When de Havilland finally returned to the big screen, after signing a two-picture deal with Paramount, she delivered one of her greatest performances in To Each His Own. We follow de Havilland’s character from being a destitute young woman to a successful businesswoman who later reunites with the son she gave up for adoption 30 years later. The film was a huge hit, and to make her comeback doubly sweet, de Havilland was nominated for her third Oscar (and her second in a leading role)—and this time she won.

Oscar came with another nomination just two years later for her performance in Anatole Litvak’s The Snake Pit (1948). While the film might look antiquated today, it was one of the first movies to take a serious look at mental illness (and the treatment of people by the institutions they were confined in). As a woman institutionalized by her husband after suffering a nervous breakdown, de Havilland delivers a tour de force performance that still stands out in a film that was a true breakthrough at the time.

de Havilland danced with Oscar one final time the following year with her lead role in William Wyler’s adaptation of the Henry James novella Washington Square, The Heiress. Top-billed over Montgomery Clift, de Havilland delivered what many critics still consider her greatest performance. de Havilland begins the film as a plain spinster far too willing to be taken advantage of by a handsome man looking to take advantage of her inheritance. But in the film’s final moments, her transformation from a weak-willed damsel to a steel-spined woman of dignity is made complete when she turns away from Clift. Once again, de Havilland’s name was called when the envelope for best actress was opened at the Academy Awards ceremony in 1950.

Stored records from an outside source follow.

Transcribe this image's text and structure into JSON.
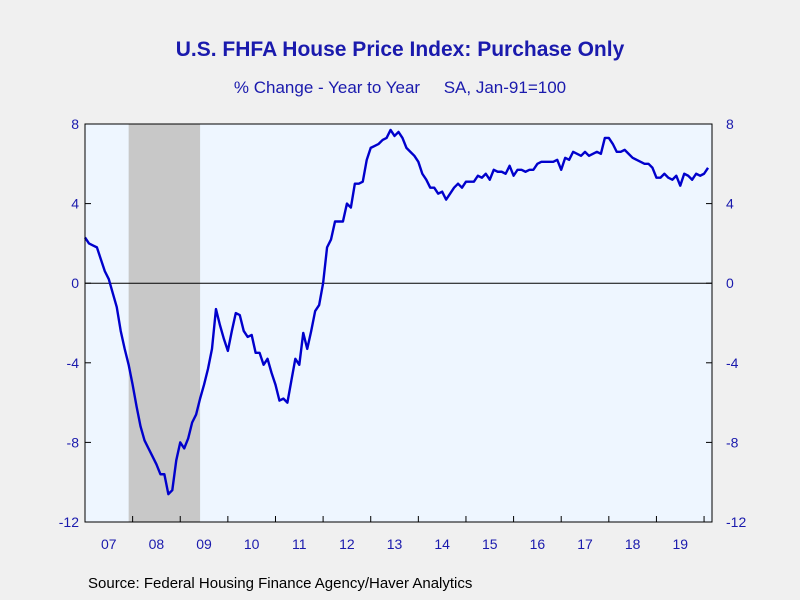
{
  "chart_data": {
    "type": "line",
    "title": "U.S. FHFA House Price Index: Purchase Only",
    "subtitle": "% Change - Year to Year     SA, Jan-91=100",
    "source": "Source:  Federal Housing Finance Agency/Haver Analytics",
    "ylim": [
      -12,
      8
    ],
    "y_ticks": [
      "8",
      "4",
      "0",
      "-4",
      "-8",
      "-12"
    ],
    "x_tick_labels": [
      "07",
      "08",
      "09",
      "10",
      "11",
      "12",
      "13",
      "14",
      "15",
      "16",
      "17",
      "18",
      "19"
    ],
    "x_range": [
      "2007-01",
      "2020-03"
    ],
    "recession_shading": [
      "2007-12",
      "2009-06"
    ],
    "grid": false,
    "colors": {
      "line": "#0000cc",
      "plot_background": "#eef6ff",
      "recession": "#c8c8c8",
      "text": "#1a1aad"
    },
    "series": [
      {
        "values": [
          [
            "2007-01",
            2.3
          ],
          [
            "2007-02",
            2.0
          ],
          [
            "2007-03",
            1.9
          ],
          [
            "2007-04",
            1.8
          ],
          [
            "2007-05",
            1.2
          ],
          [
            "2007-06",
            0.6
          ],
          [
            "2007-07",
            0.2
          ],
          [
            "2007-08",
            -0.5
          ],
          [
            "2007-09",
            -1.2
          ],
          [
            "2007-10",
            -2.4
          ],
          [
            "2007-11",
            -3.3
          ],
          [
            "2007-12",
            -4.1
          ],
          [
            "2008-01",
            -5.1
          ],
          [
            "2008-02",
            -6.2
          ],
          [
            "2008-03",
            -7.2
          ],
          [
            "2008-04",
            -7.9
          ],
          [
            "2008-05",
            -8.3
          ],
          [
            "2008-06",
            -8.7
          ],
          [
            "2008-07",
            -9.1
          ],
          [
            "2008-08",
            -9.6
          ],
          [
            "2008-09",
            -9.6
          ],
          [
            "2008-10",
            -10.6
          ],
          [
            "2008-11",
            -10.4
          ],
          [
            "2008-12",
            -8.9
          ],
          [
            "2009-01",
            -8.0
          ],
          [
            "2009-02",
            -8.3
          ],
          [
            "2009-03",
            -7.8
          ],
          [
            "2009-04",
            -7.0
          ],
          [
            "2009-05",
            -6.6
          ],
          [
            "2009-06",
            -5.8
          ],
          [
            "2009-07",
            -5.1
          ],
          [
            "2009-08",
            -4.3
          ],
          [
            "2009-09",
            -3.3
          ],
          [
            "2009-10",
            -1.3
          ],
          [
            "2009-11",
            -2.1
          ],
          [
            "2009-12",
            -2.8
          ],
          [
            "2010-01",
            -3.4
          ],
          [
            "2010-02",
            -2.4
          ],
          [
            "2010-03",
            -1.5
          ],
          [
            "2010-04",
            -1.6
          ],
          [
            "2010-05",
            -2.4
          ],
          [
            "2010-06",
            -2.7
          ],
          [
            "2010-07",
            -2.6
          ],
          [
            "2010-08",
            -3.5
          ],
          [
            "2010-09",
            -3.5
          ],
          [
            "2010-10",
            -4.1
          ],
          [
            "2010-11",
            -3.8
          ],
          [
            "2010-12",
            -4.5
          ],
          [
            "2011-01",
            -5.1
          ],
          [
            "2011-02",
            -5.9
          ],
          [
            "2011-03",
            -5.8
          ],
          [
            "2011-04",
            -6.0
          ],
          [
            "2011-05",
            -4.9
          ],
          [
            "2011-06",
            -3.8
          ],
          [
            "2011-07",
            -4.1
          ],
          [
            "2011-08",
            -2.5
          ],
          [
            "2011-09",
            -3.3
          ],
          [
            "2011-10",
            -2.4
          ],
          [
            "2011-11",
            -1.4
          ],
          [
            "2011-12",
            -1.1
          ],
          [
            "2012-01",
            0.0
          ],
          [
            "2012-02",
            1.8
          ],
          [
            "2012-03",
            2.2
          ],
          [
            "2012-04",
            3.1
          ],
          [
            "2012-05",
            3.1
          ],
          [
            "2012-06",
            3.1
          ],
          [
            "2012-07",
            4.0
          ],
          [
            "2012-08",
            3.8
          ],
          [
            "2012-09",
            5.0
          ],
          [
            "2012-10",
            5.0
          ],
          [
            "2012-11",
            5.1
          ],
          [
            "2012-12",
            6.2
          ],
          [
            "2013-01",
            6.8
          ],
          [
            "2013-02",
            6.9
          ],
          [
            "2013-03",
            7.0
          ],
          [
            "2013-04",
            7.2
          ],
          [
            "2013-05",
            7.3
          ],
          [
            "2013-06",
            7.7
          ],
          [
            "2013-07",
            7.4
          ],
          [
            "2013-08",
            7.6
          ],
          [
            "2013-09",
            7.3
          ],
          [
            "2013-10",
            6.8
          ],
          [
            "2013-11",
            6.6
          ],
          [
            "2013-12",
            6.4
          ],
          [
            "2014-01",
            6.1
          ],
          [
            "2014-02",
            5.5
          ],
          [
            "2014-03",
            5.2
          ],
          [
            "2014-04",
            4.8
          ],
          [
            "2014-05",
            4.8
          ],
          [
            "2014-06",
            4.5
          ],
          [
            "2014-07",
            4.6
          ],
          [
            "2014-08",
            4.2
          ],
          [
            "2014-09",
            4.5
          ],
          [
            "2014-10",
            4.8
          ],
          [
            "2014-11",
            5.0
          ],
          [
            "2014-12",
            4.8
          ],
          [
            "2015-01",
            5.1
          ],
          [
            "2015-02",
            5.1
          ],
          [
            "2015-03",
            5.1
          ],
          [
            "2015-04",
            5.4
          ],
          [
            "2015-05",
            5.3
          ],
          [
            "2015-06",
            5.5
          ],
          [
            "2015-07",
            5.2
          ],
          [
            "2015-08",
            5.7
          ],
          [
            "2015-09",
            5.6
          ],
          [
            "2015-10",
            5.6
          ],
          [
            "2015-11",
            5.5
          ],
          [
            "2015-12",
            5.9
          ],
          [
            "2016-01",
            5.4
          ],
          [
            "2016-02",
            5.7
          ],
          [
            "2016-03",
            5.7
          ],
          [
            "2016-04",
            5.6
          ],
          [
            "2016-05",
            5.7
          ],
          [
            "2016-06",
            5.7
          ],
          [
            "2016-07",
            6.0
          ],
          [
            "2016-08",
            6.1
          ],
          [
            "2016-09",
            6.1
          ],
          [
            "2016-10",
            6.1
          ],
          [
            "2016-11",
            6.1
          ],
          [
            "2016-12",
            6.2
          ],
          [
            "2017-01",
            5.7
          ],
          [
            "2017-02",
            6.3
          ],
          [
            "2017-03",
            6.2
          ],
          [
            "2017-04",
            6.6
          ],
          [
            "2017-05",
            6.5
          ],
          [
            "2017-06",
            6.4
          ],
          [
            "2017-07",
            6.6
          ],
          [
            "2017-08",
            6.4
          ],
          [
            "2017-09",
            6.5
          ],
          [
            "2017-10",
            6.6
          ],
          [
            "2017-11",
            6.5
          ],
          [
            "2017-12",
            7.3
          ],
          [
            "2018-01",
            7.3
          ],
          [
            "2018-02",
            7.0
          ],
          [
            "2018-03",
            6.6
          ],
          [
            "2018-04",
            6.6
          ],
          [
            "2018-05",
            6.7
          ],
          [
            "2018-06",
            6.5
          ],
          [
            "2018-07",
            6.3
          ],
          [
            "2018-08",
            6.2
          ],
          [
            "2018-09",
            6.1
          ],
          [
            "2018-10",
            6.0
          ],
          [
            "2018-11",
            6.0
          ],
          [
            "2018-12",
            5.8
          ],
          [
            "2019-01",
            5.3
          ],
          [
            "2019-02",
            5.3
          ],
          [
            "2019-03",
            5.5
          ],
          [
            "2019-04",
            5.3
          ],
          [
            "2019-05",
            5.2
          ],
          [
            "2019-06",
            5.4
          ],
          [
            "2019-07",
            4.9
          ],
          [
            "2019-08",
            5.5
          ],
          [
            "2019-09",
            5.4
          ],
          [
            "2019-10",
            5.2
          ],
          [
            "2019-11",
            5.5
          ],
          [
            "2019-12",
            5.4
          ],
          [
            "2020-01",
            5.5
          ],
          [
            "2020-02",
            5.8
          ]
        ]
      }
    ]
  }
}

After The Heiress, de Havilland’s pace of work slowed in the next decade. Perhaps her most notable film of the ’50s was Stanley Kramer’s Not As A Stranger with Robert Mitchum in 1955, where she once again played a woman taken advantage of by a younger man. The ’60s were slower still, as de Havilland appeared onscreen only a handful of times. 1964’s nasty little shocker Lady In A Cage was notable. Even more notable was that same year’s Hush Hush…Sweet Charlotte which teamed de Havilland with Bette Davis in Robert Aldrich’s wildly over-the-top (but certainly unforgettable) psychological thriller. 20th Century Fox had hoped that a re-teaming of Davis and Joan Crawford would recreate the success Warner Brothers enjoyed with Whatever Happened To Baby Jane two years earlier. However, Fox was forced to cast de Havilland in the Crawford role after Crawford took ill and could not sign on. While the film was thought of by many as overly sensational, it was a sizable hit in its own right and de Havilland was praised by many a critic for giving the film what little subtlety it contains.

Post-Charlotte, de Havilland carried on in a state just short of semi-retirement, often appearing in roles that weren’t up to her standard in films better left unmentioned. She did receive a Golden Globe and an Emmy nomination for her supporting role in Anastasia as the Dowager Empress Maria in a two-part film for NBC.

Outside of her career on film, de Havilland was a noted activist. She fought for labor rights and against communism. She campaigned for FDR in 1945 and, in 1958, when called in front of the House Un-American Activities Committee (which aimed to ferret out those in the arts with anything approximating communist ties), she named no names.

Also of note, she and her sister Joan Fontaine are the only siblings to ever win an Oscar in a leading category.

It was a grande life lived by a grande dame. A grande, grande dame indeed.

Olivia de Havilland died yesterday. She was 104 years old.